L’argent généré par ses prisons – un business comme un autre aux Etats-Unis – devrait être réinjecté dans le circuit carcéral, l’éducation et la santé. Mais, comme l’a révélé une enquête de l’Arizona Republic, il est détourné pour équiper les patrouilles, surveiller les ennemis politiques, organiser des rafles anti-immigrés et des voyages à Disneyland pour lui et plusieurs de ses adjoints. Aux Etats-Unis, les lois sur l’immigration sont définies et appliquées par le gouvernement fédéral. Ce n’est pas du ressort des Etats, encore moins des shérifs. Mais Arpaio trouve des failles pour terroriser les illégaux, notamment par les contrôles au faciès ou l’obligation de présenter un permis de conduire pour louer un appartement. Plusieurs de ses mesures sont actuellement examinées par les tribunaux pour leur éventuelle anticonstitutionnalité.

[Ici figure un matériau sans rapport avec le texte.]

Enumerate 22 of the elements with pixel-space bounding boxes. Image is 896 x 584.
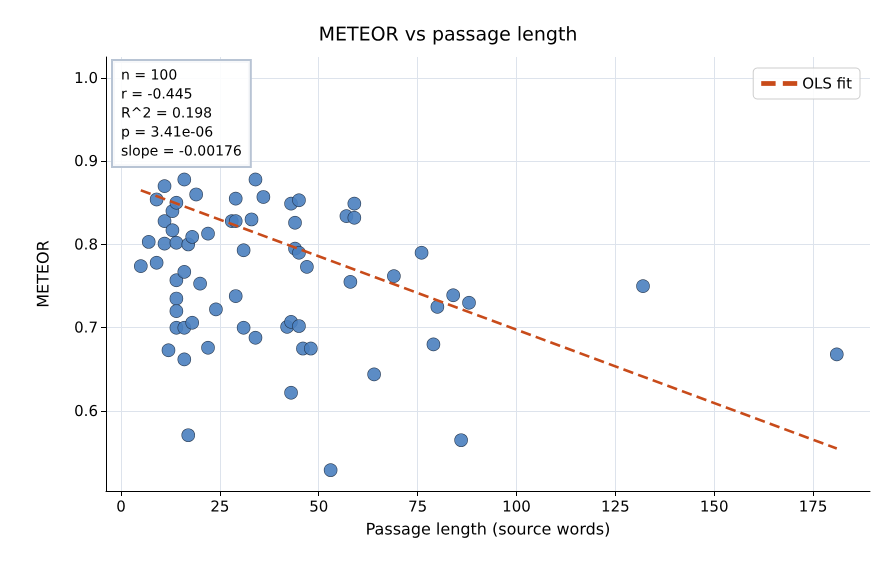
legend-label: OLS fit (802, 74, 852, 92)
annotation: n = 100 (121, 68, 178, 84)
x-tick-label: 0 (116, 498, 126, 516)
x-tick-label: 125 (601, 498, 630, 516)
y-tick-label: 1.0 (74, 68, 98, 87)
y-tick-label: 0.7 (74, 318, 98, 337)
annotation: slope = -0.00176 (121, 144, 242, 160)
y-tick-label: 0.9 (74, 152, 98, 170)
x-tick-label: 100 (502, 498, 531, 516)
y-tick-label: 0.8 (74, 235, 98, 254)
y-tick-label: 0.6 (74, 402, 98, 420)
x-tick-label: 50 (309, 498, 328, 516)
annotation: p = 3.41e-06 (121, 124, 214, 140)
x-tick-label: 175 (798, 498, 828, 516)
y-axis-title: METEOR (34, 240, 52, 308)
annotation: r = -0.445 (121, 86, 193, 102)
annotation: R^2 = 0.198 (121, 106, 212, 122)
x-axis-title: Passage length (source words) (366, 520, 610, 538)
x-tick-label: 150 (700, 498, 729, 516)
x-tick-label: 25 (210, 498, 230, 516)
x-tick-label: 75 (408, 498, 428, 516)
chart-title: METEOR vs passage length (318, 24, 578, 46)
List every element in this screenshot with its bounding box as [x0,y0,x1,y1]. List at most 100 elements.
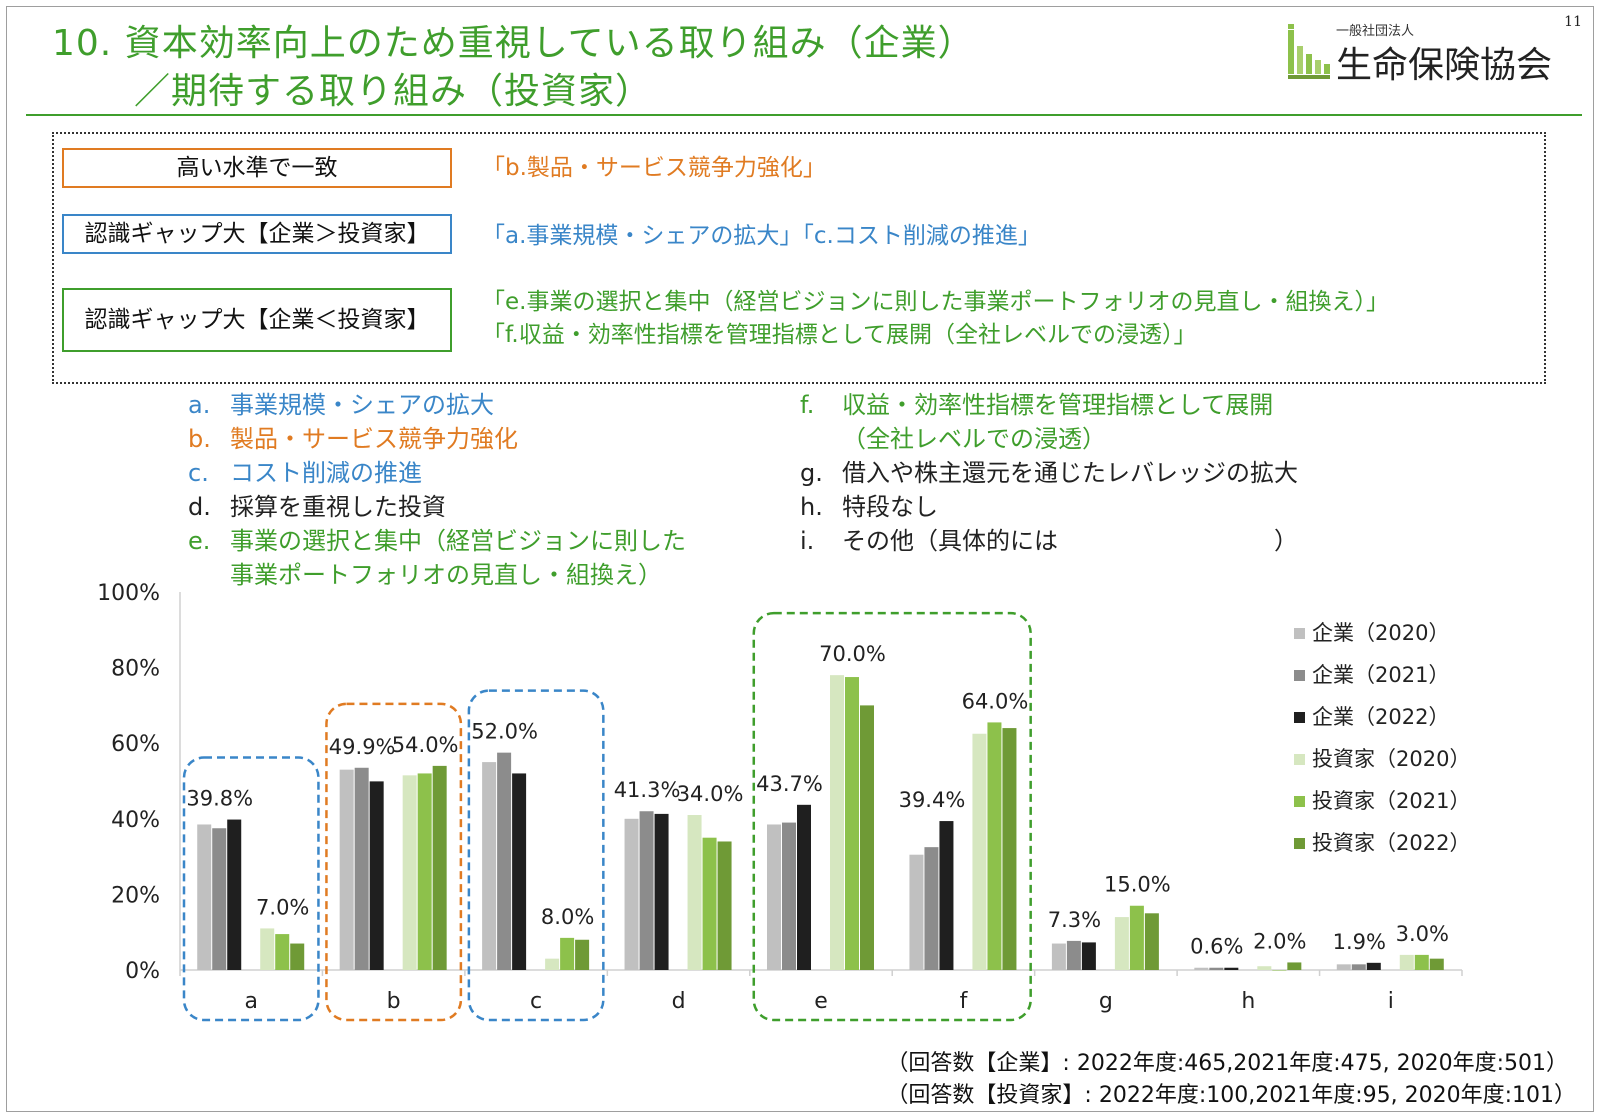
bar [797,804,811,970]
bar [987,722,1002,970]
data-label: 64.0% [962,689,1029,713]
legend-label: 企業（2022） [1312,705,1449,729]
summary-desc-line: 「e.事業の選択と集中（経営ビジョンに則した事業ポートフォリオの見直し・組換え）… [482,289,1389,315]
bar [1144,913,1159,970]
summary-box: 高い水準で一致 「b.製品・サービス競争力強化」 認識ギャップ大【企業＞投資家】… [52,132,1546,384]
bar [639,811,654,970]
page-number: 11 [1564,14,1582,30]
response-count-notes: （回答数【企業】: 2022年度:465,2021年度:475, 2020年度:… [886,1048,1576,1112]
data-label: 7.0% [256,895,309,919]
bar [717,841,732,970]
legend-swatch [1294,670,1305,681]
x-tick-label: c [530,989,542,1014]
summary-desc-gap-investor: 「e.事業の選択と集中（経営ビジョンに則した事業ポートフォリオの見直し・組換え）… [482,286,1389,352]
bar [275,934,290,970]
bar [1414,954,1429,970]
bar [1429,958,1444,970]
y-tick-label: 20% [111,883,160,908]
legend-label: 投資家（2020） [1312,747,1470,771]
category-legend-item: 事業ポートフォリオの見直し・組換え） [230,561,662,589]
data-label: 1.9% [1333,930,1386,954]
legend-swatch [1294,796,1305,807]
bar [290,943,305,970]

Le département du shérif Arpaio a été condamné à un total de 17 millions de dollars de dommages et intérêts l’an dernier pour abus de pouvoir, malversations, corruption et entrave à la justice. Et c’est au contribuable de payer la note. Mais ça n’empêchera probablement pas Arpaio de se faire réélire. Sa base électorale indéfectible et son exposition médiatique l’en assurent. En fait, il n’a même pas besoin de Steven Seagal pour ça. “J’ai fait mon trou, a-t-il un jour lancé à CNN. Et vous, les gars des médias, vous m’avez bien aidé. Maintenant, je suis célèbre, et je ne crains personne.” Maxime Robin

Steven Seagal voit sa carrière d’action hero décoller au début des années 90 avec des films tels que Echec et mort ou Justice sauvage. Mais c’est Piège en haute mer, avec Tommy Lee Jones, qui l’élève au rang de star. Après plusieurs échecs au box-office, la plupart de ses films sortent directement en DVD. Steven Seagal se reconvertit alors en chanteur de blues en 2004 avec l’album Songs from the Crystal Cave, avant de se lancer dans une émission de téléréalité mettant en scène son activité d’adjoint au shérif de Phoenix, Steven Seagal: Lawman. Côté fiction, il dirige depuis 2011 une unité de la police de Seattle dans la série True Justice. En attendant de savoir s’il parviendra à entamer une nouvelle nouvelle carrière, en politique cette fois.